Reputation: 166
Recently,I tried to use asyncio to execute multiple blocking operations asynchronously.I used the function loop.run_in_executor
,It seems that the function puts tasks into the thread pool.As far as I know about thread pool,it reduces the overhead of creating and destroying threads,because it can put in a new task when a task is finished instead of destroying the thread.I wrote the following code for deeper unstanding.
def blocking_funa():
print('starta')
print('starta')
time.sleep(4)
print('enda')
def blocking_funb():
print('startb')
print('startb')
time.sleep(4)
print('endb')
loop = asyncio.get_event_loop()
tasks = [loop.run_in_executor(None, blocking_funa), loop.run_in_executor(None, blocking_funb)]
loop.run_until_complete(asyncio.wait(tasks))
and the output:
starta
startbstarta
startb
(wait for about 4s)
enda
endb
we can see these two tasks are almost simultaneous.now I use threading module:
threads = [threading.Thread(target = blocking_ioa), threading.Thread(target = blocking_iob)]
for thread in threads:
thread.start()
thread.join()
and the output:
starta
starta
enda
startb
startb
endb
Due to the GIL limitation, only one thread is executing at the same time,so I understand the output.But how does thread pool executor make these two tasks almost simultaneous.What is the different between thread pool and thread?And Why does thread pool look like it's not limited by GIL?
Upvotes: 1
Views: 607
Reputation: 31319
You're not making a fair comparison, since you're joining the first thread before starting the second.
Instead, consider:
import time
import threading
def blocking_funa():
print('a 1')
time.sleep(1)
print('a 2')
time.sleep(1)
print('enda (quick)')
def blocking_funb():
print('b 1')
time.sleep(1)
print('b 2')
time.sleep(4)
print('endb (a few seconds after enda)')
threads = [threading.Thread(target=blocking_funa), threading.Thread(target=blocking_funb)]
for thread in threads:
thread.start()
for thread in threads:
thread.join()
The output:
a 1
b 1
b 2
a 2
enda (quick)
endb (a few seconds after enda)
Considering it hardly takes any time to run a print statement, you shouldn't read too much into the prints in the first example getting mixed up.
If you run the code repeatedly, you may find that b 2
and a 2
will change order more or less randomly.
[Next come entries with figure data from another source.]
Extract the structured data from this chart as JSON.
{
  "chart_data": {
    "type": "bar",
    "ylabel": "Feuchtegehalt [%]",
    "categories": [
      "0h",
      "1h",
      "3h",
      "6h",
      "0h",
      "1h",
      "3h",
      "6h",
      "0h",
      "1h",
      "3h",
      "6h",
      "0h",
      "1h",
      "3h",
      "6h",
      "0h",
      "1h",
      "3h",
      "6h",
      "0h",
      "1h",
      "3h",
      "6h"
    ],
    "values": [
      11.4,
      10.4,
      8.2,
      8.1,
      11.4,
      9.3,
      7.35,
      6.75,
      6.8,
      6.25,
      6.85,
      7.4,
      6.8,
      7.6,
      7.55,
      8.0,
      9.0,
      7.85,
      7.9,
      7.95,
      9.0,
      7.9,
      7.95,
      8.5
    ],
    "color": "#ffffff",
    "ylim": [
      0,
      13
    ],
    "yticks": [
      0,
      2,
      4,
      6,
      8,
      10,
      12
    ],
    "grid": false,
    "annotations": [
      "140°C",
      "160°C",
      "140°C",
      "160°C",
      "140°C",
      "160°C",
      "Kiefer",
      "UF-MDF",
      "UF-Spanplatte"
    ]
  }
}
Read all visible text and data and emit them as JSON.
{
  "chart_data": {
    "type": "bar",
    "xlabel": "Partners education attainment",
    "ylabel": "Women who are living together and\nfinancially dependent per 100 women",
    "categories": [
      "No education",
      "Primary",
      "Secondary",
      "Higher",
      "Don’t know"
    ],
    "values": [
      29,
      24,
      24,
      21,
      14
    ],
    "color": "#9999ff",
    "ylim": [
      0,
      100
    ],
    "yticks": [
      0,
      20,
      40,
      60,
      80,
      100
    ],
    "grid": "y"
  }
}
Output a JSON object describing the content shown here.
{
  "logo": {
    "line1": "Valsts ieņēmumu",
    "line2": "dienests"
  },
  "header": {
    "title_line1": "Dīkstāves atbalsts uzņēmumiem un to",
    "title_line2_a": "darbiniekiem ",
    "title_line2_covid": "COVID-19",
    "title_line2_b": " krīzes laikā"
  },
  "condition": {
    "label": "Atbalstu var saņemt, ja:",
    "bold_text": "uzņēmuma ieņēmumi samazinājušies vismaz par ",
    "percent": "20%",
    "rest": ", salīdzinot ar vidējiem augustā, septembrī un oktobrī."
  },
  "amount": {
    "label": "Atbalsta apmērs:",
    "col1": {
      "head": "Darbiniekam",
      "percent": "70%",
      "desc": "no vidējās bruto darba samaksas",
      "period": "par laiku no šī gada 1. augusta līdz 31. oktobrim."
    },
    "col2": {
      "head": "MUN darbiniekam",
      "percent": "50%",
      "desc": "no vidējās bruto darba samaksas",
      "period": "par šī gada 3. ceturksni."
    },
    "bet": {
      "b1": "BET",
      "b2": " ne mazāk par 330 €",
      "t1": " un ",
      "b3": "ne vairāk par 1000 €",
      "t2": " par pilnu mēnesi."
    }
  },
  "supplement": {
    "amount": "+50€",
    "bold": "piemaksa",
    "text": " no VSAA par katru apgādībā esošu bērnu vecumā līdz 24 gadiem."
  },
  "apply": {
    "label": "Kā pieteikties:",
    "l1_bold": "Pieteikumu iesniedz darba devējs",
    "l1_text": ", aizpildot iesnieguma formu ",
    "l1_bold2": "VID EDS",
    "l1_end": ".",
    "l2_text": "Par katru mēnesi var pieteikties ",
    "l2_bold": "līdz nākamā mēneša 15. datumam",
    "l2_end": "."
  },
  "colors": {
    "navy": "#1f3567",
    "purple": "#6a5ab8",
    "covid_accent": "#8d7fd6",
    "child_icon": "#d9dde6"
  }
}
Note how in my posted result, b 2
occurred before a 2
.
Also, regarding your remark "Due to the GIL limitation, only one thread is executing at the same time" - you're right that the "execution of any Python bytecode requires acquiring the interpreter lock. This prevents deadlocks (as there is only one lock) and doesn’t introduce much performance overhead. But it effectively makes any CPU-bound Python program single-threaded." https://realpython.com/python-gil/#the-impact-on-multi-threaded-python-programs
The important part there is "CPU-bound" - of course you would still benefit from making I/O-bound code multi-threaded.
Upvotes: 1
Reputation: 77337
Python does a release/acquire on the GIL often. This means that runnable GIL controlled threads will all get little sprints. Its not parallel, just interleaved. More important for your example, python tends to release the GIL when doing a blocking operation. The GIL is released before sleep
and also when print
enters the C libraries.
Upvotes: 0